Here is my command, running with batch_size=48 right now, previously I did batch_size=6. I am using https://huggingface.co/facebook/galactica-125m and A100 GPU.

#!/bin/bash

exp_name="gsm8k_python_sdp_galactica_125m_8x"
keep_num_ckpt='40'
batch_size="12"
eval_batch_size="64"
gradient_accumulation_steps="4"

train_file="data/gsm8k_python_sdp.json"
test_file="data/gsm8k_test_set.json"
engine="python" # 'python' or 'nl'
model_name_or_path="hf_models/galactica-125m"
tokenizer_name_or_path="hf_models/galactica-125m"
model_dir="checkpoints/models_outputs_sft_small/${exp_name}/"
wandb_run_name="${exp_name}"
wandb_log="True"
wandb_project="ReFT_small"
n_epochs="40"
num_workers="8"
learning_rate="2e-5"
weight_decay="0"
warmup_step="-100"
clip_grad_norm="1"
evaluating_epoch_freq="1"
logging_epoch_freq="1"
saving_epoch_freq="1"
logging_step_freq="10"
evaluating_step_freq="-100"
saving_step_freq="-100"
seed="42"
max_input_length="1024"

mkdir -p "${model_dir}"
python train_sft_model.py \
            --model_name_or_path "${model_name_or_path}" \
            --tokenizer_name_or_path "${tokenizer_name_or_path}" \
            --train_file "${train_file}" \
            --test_file "${test_file}" \
            --model_dir "${model_dir}" \
            --batch_size "${batch_size}" \
            --eval_batch_size "${eval_batch_size}" \
            --n_epochs "${n_epochs}" \
            --num_workers "${num_workers}" \
            --learning_rate "${learning_rate}" \
            --weight_decay "${weight_decay}" \
            --warmup_step "${warmup_step}" \
            --clip_grad_norm "${clip_grad_norm}" \
            --evaluating_epoch_freq "${evaluating_epoch_freq}" \
            --logging_epoch_freq "${logging_epoch_freq}" \
            --saving_epoch_freq "${saving_epoch_freq}" \
            --evaluating_step_freq "${evaluating_step_freq}" \
            --logging_step_freq "${logging_step_freq}" \
            --saving_step_freq "${saving_step_freq}" \
            --seed "${seed}" \
            --max_input_length "${max_input_length}" \
            --gradient_accumulation_steps "${gradient_accumulation_steps}" \
            --keep_num_ckpt "${keep_num_ckpt}" \
            --wandb_log "${wandb_log}" \
            --wandb_project "${wandb_project}" \
            --wandb_run_name "${wandb_run_name}" \
            --engine "${engine}" \
            1> >(tee "${model_dir}"/"${exp_name}".log) \
            2> >(tee "${model_dir}"/"${exp_name}".err >&2)
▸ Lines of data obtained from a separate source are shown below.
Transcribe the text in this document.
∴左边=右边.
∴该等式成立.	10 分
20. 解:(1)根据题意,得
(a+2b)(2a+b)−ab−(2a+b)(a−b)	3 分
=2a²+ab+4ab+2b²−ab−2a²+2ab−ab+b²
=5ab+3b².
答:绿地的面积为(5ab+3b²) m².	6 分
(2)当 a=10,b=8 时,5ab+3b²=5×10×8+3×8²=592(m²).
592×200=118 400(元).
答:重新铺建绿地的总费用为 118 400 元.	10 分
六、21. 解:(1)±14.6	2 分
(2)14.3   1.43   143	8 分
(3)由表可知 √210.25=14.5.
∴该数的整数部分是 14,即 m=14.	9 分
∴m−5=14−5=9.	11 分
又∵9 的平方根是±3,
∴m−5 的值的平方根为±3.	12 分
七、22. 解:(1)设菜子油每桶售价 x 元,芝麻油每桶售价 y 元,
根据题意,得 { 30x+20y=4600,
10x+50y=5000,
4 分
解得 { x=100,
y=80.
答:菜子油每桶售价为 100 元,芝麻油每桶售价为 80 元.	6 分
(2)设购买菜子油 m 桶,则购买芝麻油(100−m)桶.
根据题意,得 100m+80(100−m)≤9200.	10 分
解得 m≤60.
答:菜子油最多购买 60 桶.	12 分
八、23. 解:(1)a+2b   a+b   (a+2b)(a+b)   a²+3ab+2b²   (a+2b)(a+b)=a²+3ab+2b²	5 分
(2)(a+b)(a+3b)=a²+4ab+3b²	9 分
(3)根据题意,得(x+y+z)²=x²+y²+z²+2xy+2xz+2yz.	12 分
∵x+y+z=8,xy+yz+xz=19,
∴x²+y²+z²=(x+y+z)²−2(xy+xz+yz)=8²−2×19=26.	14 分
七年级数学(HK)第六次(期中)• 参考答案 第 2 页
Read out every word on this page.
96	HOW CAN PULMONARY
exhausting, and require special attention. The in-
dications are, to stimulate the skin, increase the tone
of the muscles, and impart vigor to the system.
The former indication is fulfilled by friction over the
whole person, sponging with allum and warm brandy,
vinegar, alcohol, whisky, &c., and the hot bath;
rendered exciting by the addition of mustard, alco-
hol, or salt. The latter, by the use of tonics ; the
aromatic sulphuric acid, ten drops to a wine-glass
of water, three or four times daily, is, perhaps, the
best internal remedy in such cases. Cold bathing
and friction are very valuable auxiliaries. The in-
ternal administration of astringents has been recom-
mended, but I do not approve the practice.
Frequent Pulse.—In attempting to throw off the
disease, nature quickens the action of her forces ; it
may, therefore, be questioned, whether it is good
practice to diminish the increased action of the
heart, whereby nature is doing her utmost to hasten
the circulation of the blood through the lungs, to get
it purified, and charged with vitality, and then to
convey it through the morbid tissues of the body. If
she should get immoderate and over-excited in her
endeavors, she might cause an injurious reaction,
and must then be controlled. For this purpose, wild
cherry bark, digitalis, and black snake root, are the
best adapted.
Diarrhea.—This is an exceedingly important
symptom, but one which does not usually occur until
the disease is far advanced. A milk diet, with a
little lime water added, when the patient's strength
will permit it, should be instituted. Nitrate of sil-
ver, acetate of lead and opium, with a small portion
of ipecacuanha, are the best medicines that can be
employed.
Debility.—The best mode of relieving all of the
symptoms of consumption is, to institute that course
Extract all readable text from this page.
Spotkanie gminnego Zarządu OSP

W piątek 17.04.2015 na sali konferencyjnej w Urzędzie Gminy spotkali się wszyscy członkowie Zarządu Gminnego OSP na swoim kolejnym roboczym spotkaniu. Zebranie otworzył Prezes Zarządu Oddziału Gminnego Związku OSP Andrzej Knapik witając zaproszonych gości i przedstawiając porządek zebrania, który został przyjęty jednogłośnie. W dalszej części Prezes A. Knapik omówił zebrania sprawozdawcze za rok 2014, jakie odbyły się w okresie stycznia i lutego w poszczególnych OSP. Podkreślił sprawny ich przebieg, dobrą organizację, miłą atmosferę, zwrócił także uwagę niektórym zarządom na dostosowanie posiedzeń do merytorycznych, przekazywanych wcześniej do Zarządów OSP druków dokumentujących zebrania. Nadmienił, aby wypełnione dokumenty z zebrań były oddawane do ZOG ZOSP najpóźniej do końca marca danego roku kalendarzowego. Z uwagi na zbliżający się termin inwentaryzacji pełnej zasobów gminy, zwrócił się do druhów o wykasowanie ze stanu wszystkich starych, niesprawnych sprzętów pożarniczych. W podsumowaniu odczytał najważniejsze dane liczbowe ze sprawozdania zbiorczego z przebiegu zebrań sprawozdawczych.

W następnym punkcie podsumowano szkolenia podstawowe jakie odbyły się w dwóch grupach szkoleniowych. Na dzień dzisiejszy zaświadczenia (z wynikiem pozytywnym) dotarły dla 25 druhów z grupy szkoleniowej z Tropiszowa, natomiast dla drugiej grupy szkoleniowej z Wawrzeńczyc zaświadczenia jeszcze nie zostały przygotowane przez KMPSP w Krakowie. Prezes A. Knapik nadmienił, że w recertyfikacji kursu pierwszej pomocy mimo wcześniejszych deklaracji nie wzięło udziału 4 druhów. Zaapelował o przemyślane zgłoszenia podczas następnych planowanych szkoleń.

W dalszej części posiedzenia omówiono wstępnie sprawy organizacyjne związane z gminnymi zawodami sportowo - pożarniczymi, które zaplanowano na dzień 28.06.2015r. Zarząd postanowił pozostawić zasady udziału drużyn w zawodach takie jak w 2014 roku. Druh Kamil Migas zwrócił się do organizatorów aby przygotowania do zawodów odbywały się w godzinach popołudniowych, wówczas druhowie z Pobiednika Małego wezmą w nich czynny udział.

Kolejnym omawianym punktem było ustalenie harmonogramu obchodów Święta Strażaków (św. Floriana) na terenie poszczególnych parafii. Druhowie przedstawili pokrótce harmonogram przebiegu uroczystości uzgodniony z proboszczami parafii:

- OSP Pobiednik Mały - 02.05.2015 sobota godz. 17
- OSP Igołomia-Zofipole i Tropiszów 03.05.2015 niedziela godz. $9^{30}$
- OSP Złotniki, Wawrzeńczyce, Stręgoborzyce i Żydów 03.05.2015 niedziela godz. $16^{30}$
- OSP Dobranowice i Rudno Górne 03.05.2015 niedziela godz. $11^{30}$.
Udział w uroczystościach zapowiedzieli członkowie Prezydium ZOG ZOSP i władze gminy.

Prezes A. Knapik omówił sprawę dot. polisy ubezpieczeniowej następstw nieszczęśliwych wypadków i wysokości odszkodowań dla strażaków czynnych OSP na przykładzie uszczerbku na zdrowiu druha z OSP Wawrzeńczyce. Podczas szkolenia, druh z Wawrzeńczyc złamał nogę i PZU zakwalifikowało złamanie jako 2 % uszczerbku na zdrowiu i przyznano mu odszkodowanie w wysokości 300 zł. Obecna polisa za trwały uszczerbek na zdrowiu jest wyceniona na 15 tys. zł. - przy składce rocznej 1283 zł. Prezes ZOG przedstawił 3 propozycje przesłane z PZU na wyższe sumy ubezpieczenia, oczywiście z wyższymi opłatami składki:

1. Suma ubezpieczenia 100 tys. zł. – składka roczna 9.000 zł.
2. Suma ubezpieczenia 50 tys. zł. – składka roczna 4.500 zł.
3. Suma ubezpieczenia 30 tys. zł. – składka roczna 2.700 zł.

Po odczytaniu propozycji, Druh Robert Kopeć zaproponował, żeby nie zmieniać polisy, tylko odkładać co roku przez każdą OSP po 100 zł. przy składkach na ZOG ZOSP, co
This is mine for that setting:

[Eval Info] value_accuracy: 0.22745%
[Eval Info] value_accuracy: 0.75815%
[Eval Info] value_accuracy: 0.9856%
[Eval Info] value_accuracy: 2.047%

I switched

mwp_ReFT/train_sft_model.py

Line 303 in b274bda

output_ = model.module.generate(

to:

output_ = model.generate(

because model had no attribute module with my command.

Hi @conglu1997 ,
Why don't you run with accelerate? .... You can still use the script to run with single node and your config by setting num_processes='1' and batch size=12 and gradient_accumulation_steps=4, and the result is still ok ..

cat ppo_paper_final_new/_models_outputs_sft_small/gsm8k_python_sdp_galactica_125m/gsm8k_python_sdp_galactica_125m.log  | grep "value_accuracy:"
[Eval Info] value_accuracy: 5.3071%
[Eval Info] value_accuracy: 10.538%
[Eval Info] value_accuracy: 13.874%
[Eval Info] value_accuracy: 15.997%

I've never tested this script without accelerate though ... so it could be incompatible ...

Best Regards,
Trung

OK changing to accelerate fixed everything, thanks again for all the help!